Когда все дети разошлись по домам, то начали играть в мяч, кегли и даже бирюльки, так что все пряники были забыты, а добрые дела подавно. Только трое мальчиков на другой день вспомнили, что было вчера, и это было хорошо, потому что мог бы и никто не вспомнить.
Одного мальчика звали маленьким Луппом. Когда он хорошо вел себя, отец давал ему два серебряных пятачка, а так как он каждый день хорошо себя вел, то в неделю у него накоплялось столько пятачков, что, пожалуй, и не сочтешь, и, во всяком случае, на эти пятачки в воскресенье можно было купить отличных пряников. Но маленький Лупп умел считать и даже рассчитывать. Он отправился прямо в кондитерскую лавку и спросил:
– Сколько стоит самый большой пряник?
Оказалось, что он дороже всех пятачков, которые можно скопить в целый месяц. Одним словом, страшно дорог.
– Ну, – сказал Лупп, – я буду непременно в выгоде. – И через три дня он с шестью пятачками в кармане пошел в один большой дом.
Там, внизу, в подвале, почти совсем под землей, в темной каморке жил бедный башмачник с женой и шестью маленькими детьми.
Маленький Лупп отдал им шесть пятачков.
– Ну, – подумал он, – пусть наслаждаются! Я сделал настоящее доброе дело, потому что оно с расчетом, а это самое главное.

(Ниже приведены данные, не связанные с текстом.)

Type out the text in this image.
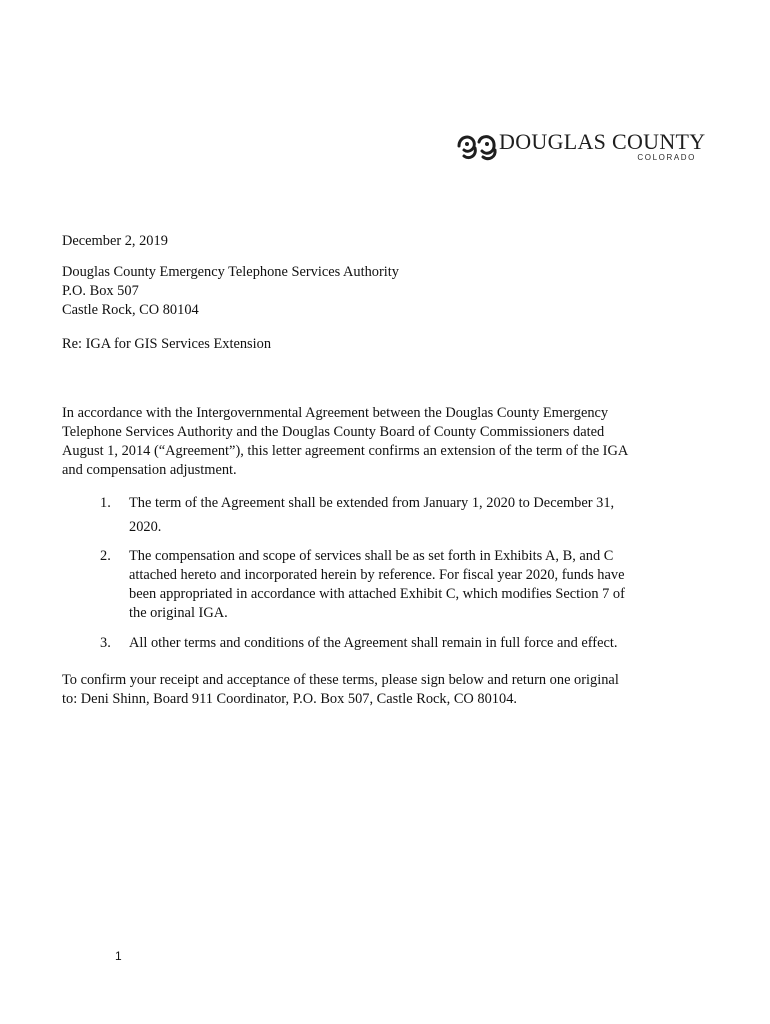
DOUGLAS COUNTY
COLORADO
December 2, 2019
Douglas County Emergency Telephone Services Authority
P.O. Box 507
Castle Rock, CO 80104
Re: IGA for GIS Services Extension
In accordance with the Intergovernmental Agreement between the Douglas County Emergency
Telephone Services Authority and the Douglas County Board of County Commissioners dated
August 1, 2014 (“Agreement”), this letter agreement confirms an extension of the term of the IGA
and compensation adjustment.
1. The term of the Agreement shall be extended from January 1, 2020 to December 31,
2020.
2. The compensation and scope of services shall be as set forth in Exhibits A, B, and C
attached hereto and incorporated herein by reference. For fiscal year 2020, funds have
been appropriated in accordance with attached Exhibit C, which modifies Section 7 of
the original IGA.
3. All other terms and conditions of the Agreement shall remain in full force and effect.
To confirm your receipt and acceptance of these terms, please sign below and return one original
to: Deni Shinn, Board 911 Coordinator, P.O. Box 507, Castle Rock, CO 80104.
1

Но вот в том-то и штука, сделал ли он настоящее доброе дело? А это узнать не так легко, ну да и не очень трудно. Ведь у каждого человека, маленького и большого, в сердце сидит хорошенькая крошечная девочка в белом платьице. Но только это платьице не всегда бывает чисто. Если кто-нибудь сделает доброе, хорошее дело, маленькая девочка начинает прыгать от радости и тихо поет веселые песенки.
Но если человек сделает что-нибудь дурное, то маленькая девочка горько заплачет. Да и как же ей не плакать, когда от каждого дурного дела у ней на беленьком платье выходит черное пятнышко, как будто на него брызнули грязью? Кому же приятно ходить в платье с пятнами?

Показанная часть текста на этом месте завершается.